The relevance of caregiver agencies has increased with more and more elders preferring out-of-home care. If you have a passion for service and people skills, a caregiver business in Arizona can be fulfilling and rewarding. In Arizona, the geriatric population is high and is expected to increase in future.
Arizona's children are also in need of caregiving services. As of September, 2009, more than 10,000 children in Arizona were placed under out-of-home care. There is clearly a high demand for caregiver agencies in Arizona.
Decide whether you want to set up a medical skilled caregiver agency or a non-medical one. As a non-medical caregiver agency, you provide personal assistance, housekeeping and other domestic assistance and transportation for clients. A medically-skilled agency, however, has to look after the medical needs of the residents and administer treatments and therapies according to physician guidelines, under a license. Therefore, you need to have extensive experience in nursing and meet several licensing requirements.
Research the caregiver business. Network with other caregiver agencies and understand how they work. Contact local help groups to learn about the kind of support people in specific areas are expecting. For example, there may be elderly people who need out-of-home care, or there may be children who need caregiver agencies because of working parents.
Obtain an IRS-issued Federal Employer Identification Number (EIN), for identification of your business for tax purposes.
Register your business with Arizona’s State of Secretary. Check the availability of your chosen business name and logo.
Obtain a local business license according to the regulations of your county or city.
Prepare a guideline detailing procedures to operate the agency, including admissions, caregiving, billing, employee management, ethics and general activities.
Find a location for your agency. Whether you purchase or rent the location, it should be large enough to serve as a comfortable out-of-home care facility and an administration office. Ensure that the area is far from competitive agencies and is close to medical facilities, essential shops and transportation venues.
Equip your office with furnishings. You need general office furniture as well as home amenities. Set up a computer to manage correspondence and equip it with basic accounting software to handle client accounts.
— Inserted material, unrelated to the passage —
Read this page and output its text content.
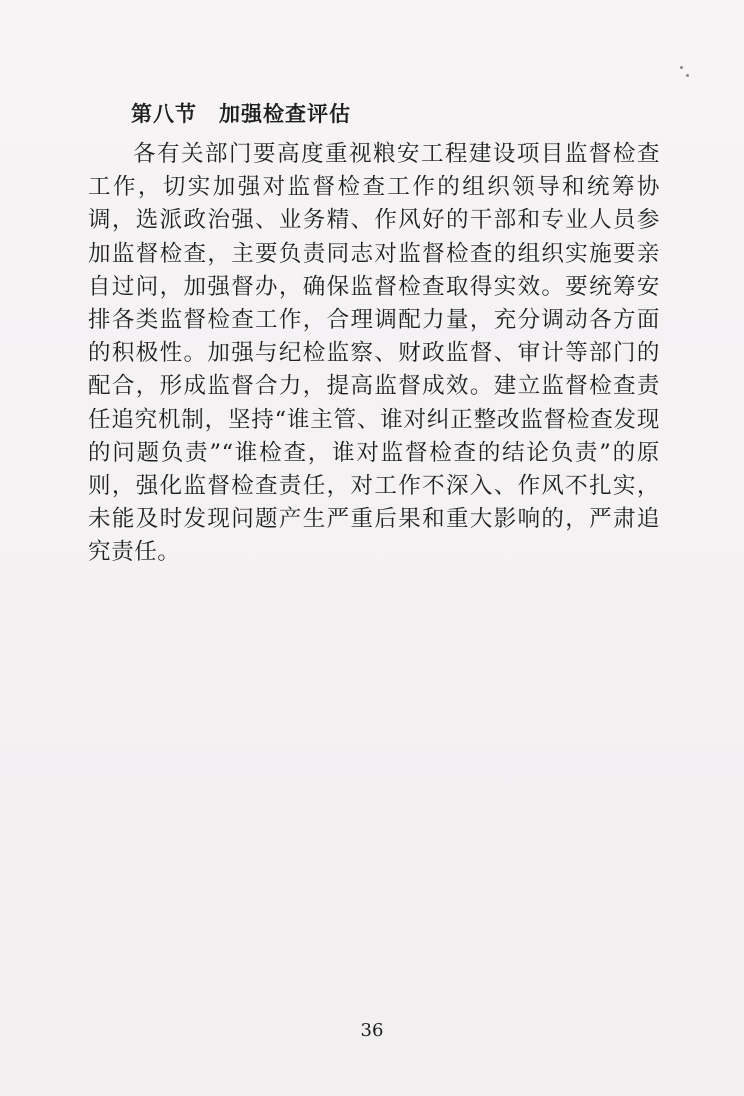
第八节　加强检查评估

各有关部门要高度重视粮安工程建设项目监督检查工作，切实加强对监督检查工作的组织领导和统筹协调，选派政治强、业务精、作风好的干部和专业人员参加监督检查，主要负责同志对监督检查的组织实施要亲自过问，加强督办，确保监督检查取得实效。要统筹安排各类监督检查工作，合理调配力量，充分调动各方面的积极性。加强与纪检监察、财政监督、审计等部门的配合，形成监督合力，提高监督成效。建立监督检查责任追究机制，坚持“谁主管、谁对纠正整改监督检查发现的问题负责”“谁检查，谁对监督检查的结论负责”的原则，强化监督检查责任，对工作不深入、作风不扎实，未能及时发现问题产生严重后果和重大影响的，严肃追究责任。

36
Hire caregiver employees. Post vacancies in local newspapers or on job sites such as simplyhired.com. Nursing and other training institutes that offer caregiving courses are good sources for finding qualified employees. Hire candidates that are skilled, patient and compassionate.
Promote your business with brochures and business cards. Network with local physicians, social workers, medical facilities, help groups and rehab centers. They can be good referral sources.
Be attuned to all your client and employee needs and address them accordingly.
Starting a caregiver business is a huge undertaking and requires immense perseverance and determination to succeed.